Isaiah Berlin stands in the tradition of Erasmus: he is independent, satiric, penetrating. In this century no one has picked his way more surefootedly, or with a more devastatingly effective armoury of intellect, learning, worldly experience and gently mocking wit and humour (which on rare occasions can grow withering and mordant), through the vast oppressive forests of opposing ideologies and orthodoxies, in which individuals wander and are crushed. But to pin him down and categorize him is impossible: you cannot portray Proteus. To offer a comprehensive account of his work in the space of some thirty pages is like seeking to combine the dual impossibility of writing a brief book on the universe - so vast and various is the expanse to be surveyed; and producing a précis of a list of proper names - so sharp, specific and unique are the figures and movements he describes. It is, indeed, to borrow the words used by T.S. Eliot in another context, "a subject to demand all the learning, profundity and torrential eloquence of..... Isaiah Berlin" himself.
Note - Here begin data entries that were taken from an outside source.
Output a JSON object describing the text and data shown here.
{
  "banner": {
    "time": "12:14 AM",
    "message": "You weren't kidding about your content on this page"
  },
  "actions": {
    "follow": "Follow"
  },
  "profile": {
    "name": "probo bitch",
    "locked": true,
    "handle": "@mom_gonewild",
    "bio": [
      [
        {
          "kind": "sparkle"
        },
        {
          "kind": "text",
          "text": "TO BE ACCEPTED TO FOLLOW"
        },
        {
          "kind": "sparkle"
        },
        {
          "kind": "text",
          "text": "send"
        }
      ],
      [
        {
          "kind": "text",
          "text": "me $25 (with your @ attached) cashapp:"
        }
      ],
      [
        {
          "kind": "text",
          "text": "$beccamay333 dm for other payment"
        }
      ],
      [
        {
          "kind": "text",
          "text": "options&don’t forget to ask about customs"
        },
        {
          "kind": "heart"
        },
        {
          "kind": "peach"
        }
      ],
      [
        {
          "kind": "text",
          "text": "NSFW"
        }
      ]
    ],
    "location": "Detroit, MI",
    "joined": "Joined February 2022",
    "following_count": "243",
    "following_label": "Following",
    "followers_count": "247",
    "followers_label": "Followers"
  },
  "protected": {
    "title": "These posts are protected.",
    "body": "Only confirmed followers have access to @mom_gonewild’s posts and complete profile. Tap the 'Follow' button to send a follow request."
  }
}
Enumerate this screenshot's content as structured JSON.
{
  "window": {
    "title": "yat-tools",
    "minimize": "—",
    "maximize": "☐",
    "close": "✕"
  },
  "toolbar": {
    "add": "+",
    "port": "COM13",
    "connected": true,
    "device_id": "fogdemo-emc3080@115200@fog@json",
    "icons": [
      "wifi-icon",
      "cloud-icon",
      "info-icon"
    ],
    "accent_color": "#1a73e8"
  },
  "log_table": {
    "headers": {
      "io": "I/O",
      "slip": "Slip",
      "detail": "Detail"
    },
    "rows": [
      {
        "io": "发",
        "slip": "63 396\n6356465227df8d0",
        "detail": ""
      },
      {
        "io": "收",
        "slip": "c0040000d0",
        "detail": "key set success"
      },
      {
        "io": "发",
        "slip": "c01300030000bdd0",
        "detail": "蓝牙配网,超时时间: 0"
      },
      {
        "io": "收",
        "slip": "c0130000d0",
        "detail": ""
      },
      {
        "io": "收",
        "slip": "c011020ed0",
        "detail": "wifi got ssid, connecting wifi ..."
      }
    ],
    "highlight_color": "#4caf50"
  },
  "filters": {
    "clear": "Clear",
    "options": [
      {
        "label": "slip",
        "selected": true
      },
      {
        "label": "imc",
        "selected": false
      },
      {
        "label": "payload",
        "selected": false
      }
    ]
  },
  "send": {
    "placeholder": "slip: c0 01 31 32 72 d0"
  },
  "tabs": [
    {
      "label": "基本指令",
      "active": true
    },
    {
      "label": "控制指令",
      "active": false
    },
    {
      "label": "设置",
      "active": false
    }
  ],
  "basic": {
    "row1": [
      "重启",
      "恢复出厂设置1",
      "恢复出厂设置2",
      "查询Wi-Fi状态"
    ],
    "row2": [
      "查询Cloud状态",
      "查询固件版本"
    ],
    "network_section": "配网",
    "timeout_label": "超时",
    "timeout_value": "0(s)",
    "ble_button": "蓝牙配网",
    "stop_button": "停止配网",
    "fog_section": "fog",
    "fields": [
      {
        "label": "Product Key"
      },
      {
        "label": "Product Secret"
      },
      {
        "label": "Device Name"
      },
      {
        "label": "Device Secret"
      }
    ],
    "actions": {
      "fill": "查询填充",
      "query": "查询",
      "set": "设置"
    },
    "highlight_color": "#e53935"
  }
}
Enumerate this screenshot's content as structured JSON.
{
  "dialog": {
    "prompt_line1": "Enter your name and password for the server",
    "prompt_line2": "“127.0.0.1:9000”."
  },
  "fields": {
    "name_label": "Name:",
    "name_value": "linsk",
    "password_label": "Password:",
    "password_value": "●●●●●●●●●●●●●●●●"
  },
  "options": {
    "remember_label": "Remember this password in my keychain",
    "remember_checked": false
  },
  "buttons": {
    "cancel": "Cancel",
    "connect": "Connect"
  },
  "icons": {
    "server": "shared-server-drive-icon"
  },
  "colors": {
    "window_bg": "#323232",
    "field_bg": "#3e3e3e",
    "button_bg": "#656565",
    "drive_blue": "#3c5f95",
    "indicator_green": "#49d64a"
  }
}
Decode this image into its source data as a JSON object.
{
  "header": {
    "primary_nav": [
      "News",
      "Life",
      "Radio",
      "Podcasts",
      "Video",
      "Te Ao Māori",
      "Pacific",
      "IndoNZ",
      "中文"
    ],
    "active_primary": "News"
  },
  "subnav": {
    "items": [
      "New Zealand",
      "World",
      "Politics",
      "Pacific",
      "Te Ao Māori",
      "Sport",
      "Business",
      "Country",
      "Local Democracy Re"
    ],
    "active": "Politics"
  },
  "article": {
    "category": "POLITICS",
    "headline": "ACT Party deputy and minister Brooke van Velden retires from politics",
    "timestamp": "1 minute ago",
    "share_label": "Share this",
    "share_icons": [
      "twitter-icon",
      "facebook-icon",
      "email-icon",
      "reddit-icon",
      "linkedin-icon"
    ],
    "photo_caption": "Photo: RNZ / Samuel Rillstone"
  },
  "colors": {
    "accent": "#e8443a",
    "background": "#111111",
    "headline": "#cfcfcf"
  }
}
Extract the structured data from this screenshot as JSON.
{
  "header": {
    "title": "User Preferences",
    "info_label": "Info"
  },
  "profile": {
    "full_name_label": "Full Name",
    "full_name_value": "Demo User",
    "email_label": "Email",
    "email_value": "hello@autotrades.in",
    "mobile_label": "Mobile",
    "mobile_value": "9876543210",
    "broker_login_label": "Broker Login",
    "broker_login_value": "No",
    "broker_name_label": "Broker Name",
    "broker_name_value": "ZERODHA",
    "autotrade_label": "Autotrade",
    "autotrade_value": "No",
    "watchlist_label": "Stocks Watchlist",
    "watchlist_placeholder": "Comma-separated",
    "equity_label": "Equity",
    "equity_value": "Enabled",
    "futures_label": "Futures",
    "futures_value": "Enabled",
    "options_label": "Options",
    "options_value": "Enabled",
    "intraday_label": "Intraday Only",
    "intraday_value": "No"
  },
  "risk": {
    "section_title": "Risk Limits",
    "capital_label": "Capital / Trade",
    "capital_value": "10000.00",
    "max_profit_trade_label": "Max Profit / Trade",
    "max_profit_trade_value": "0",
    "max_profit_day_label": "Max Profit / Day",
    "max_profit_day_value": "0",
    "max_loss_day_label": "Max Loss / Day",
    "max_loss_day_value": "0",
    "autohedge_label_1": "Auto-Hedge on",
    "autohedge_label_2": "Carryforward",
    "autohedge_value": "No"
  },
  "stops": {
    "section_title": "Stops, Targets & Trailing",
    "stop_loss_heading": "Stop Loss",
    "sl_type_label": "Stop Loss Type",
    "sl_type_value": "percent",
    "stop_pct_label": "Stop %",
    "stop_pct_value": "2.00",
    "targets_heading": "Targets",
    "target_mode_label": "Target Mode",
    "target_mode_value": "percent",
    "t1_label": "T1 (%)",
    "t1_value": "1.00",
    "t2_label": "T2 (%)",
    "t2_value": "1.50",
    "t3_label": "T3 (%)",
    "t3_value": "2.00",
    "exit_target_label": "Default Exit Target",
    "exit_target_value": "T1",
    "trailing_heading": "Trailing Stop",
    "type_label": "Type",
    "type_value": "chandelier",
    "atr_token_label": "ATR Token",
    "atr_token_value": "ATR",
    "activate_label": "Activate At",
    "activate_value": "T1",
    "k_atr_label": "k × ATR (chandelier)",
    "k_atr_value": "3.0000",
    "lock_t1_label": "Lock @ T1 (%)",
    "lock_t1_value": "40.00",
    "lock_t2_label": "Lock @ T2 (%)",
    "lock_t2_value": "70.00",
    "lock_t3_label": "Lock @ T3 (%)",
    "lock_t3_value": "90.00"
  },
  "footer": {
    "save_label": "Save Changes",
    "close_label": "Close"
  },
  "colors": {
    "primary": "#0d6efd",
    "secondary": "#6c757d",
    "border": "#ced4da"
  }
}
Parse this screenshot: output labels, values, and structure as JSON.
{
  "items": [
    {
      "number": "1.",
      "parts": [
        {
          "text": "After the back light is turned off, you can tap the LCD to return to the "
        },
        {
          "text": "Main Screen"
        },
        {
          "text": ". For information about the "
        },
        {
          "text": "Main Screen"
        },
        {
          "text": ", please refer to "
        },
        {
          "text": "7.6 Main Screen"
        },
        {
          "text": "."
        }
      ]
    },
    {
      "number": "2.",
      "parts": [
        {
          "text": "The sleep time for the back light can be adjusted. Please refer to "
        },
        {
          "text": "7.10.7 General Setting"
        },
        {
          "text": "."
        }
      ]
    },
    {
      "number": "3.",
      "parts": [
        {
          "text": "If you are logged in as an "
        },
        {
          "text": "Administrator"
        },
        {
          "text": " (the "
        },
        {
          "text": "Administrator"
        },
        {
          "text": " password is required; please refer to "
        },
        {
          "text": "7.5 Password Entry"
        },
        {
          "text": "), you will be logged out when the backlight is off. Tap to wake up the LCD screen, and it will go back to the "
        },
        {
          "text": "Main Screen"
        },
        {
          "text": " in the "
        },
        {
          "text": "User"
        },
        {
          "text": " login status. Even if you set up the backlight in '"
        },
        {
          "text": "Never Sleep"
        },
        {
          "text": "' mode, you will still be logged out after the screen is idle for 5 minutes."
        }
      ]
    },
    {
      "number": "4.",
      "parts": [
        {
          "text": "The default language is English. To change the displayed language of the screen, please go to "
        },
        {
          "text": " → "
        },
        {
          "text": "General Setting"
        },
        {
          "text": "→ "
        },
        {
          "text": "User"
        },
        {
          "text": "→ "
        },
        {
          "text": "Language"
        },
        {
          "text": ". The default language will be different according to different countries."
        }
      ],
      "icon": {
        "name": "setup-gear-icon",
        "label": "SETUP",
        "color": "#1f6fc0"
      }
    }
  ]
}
He combines the weighty scholarship of an Acton with the destructive mockery of a Lucian; the incomparable powers of empathy of his hero Herder with the analytic acuteness of the no less respected Russell; and never once has he forfeited the priceless gift of absolute independence. He has never come down one- sidedly in favour of any single party, movement, organization, political creed or philosophy. Always he has sought, and expounded with enthusiasm, what seems to him both true and life-enhancing, and exploded whatever was sinister and oppressive. There is not the faintest trace of the partisan or the dogmatic in his writinġs.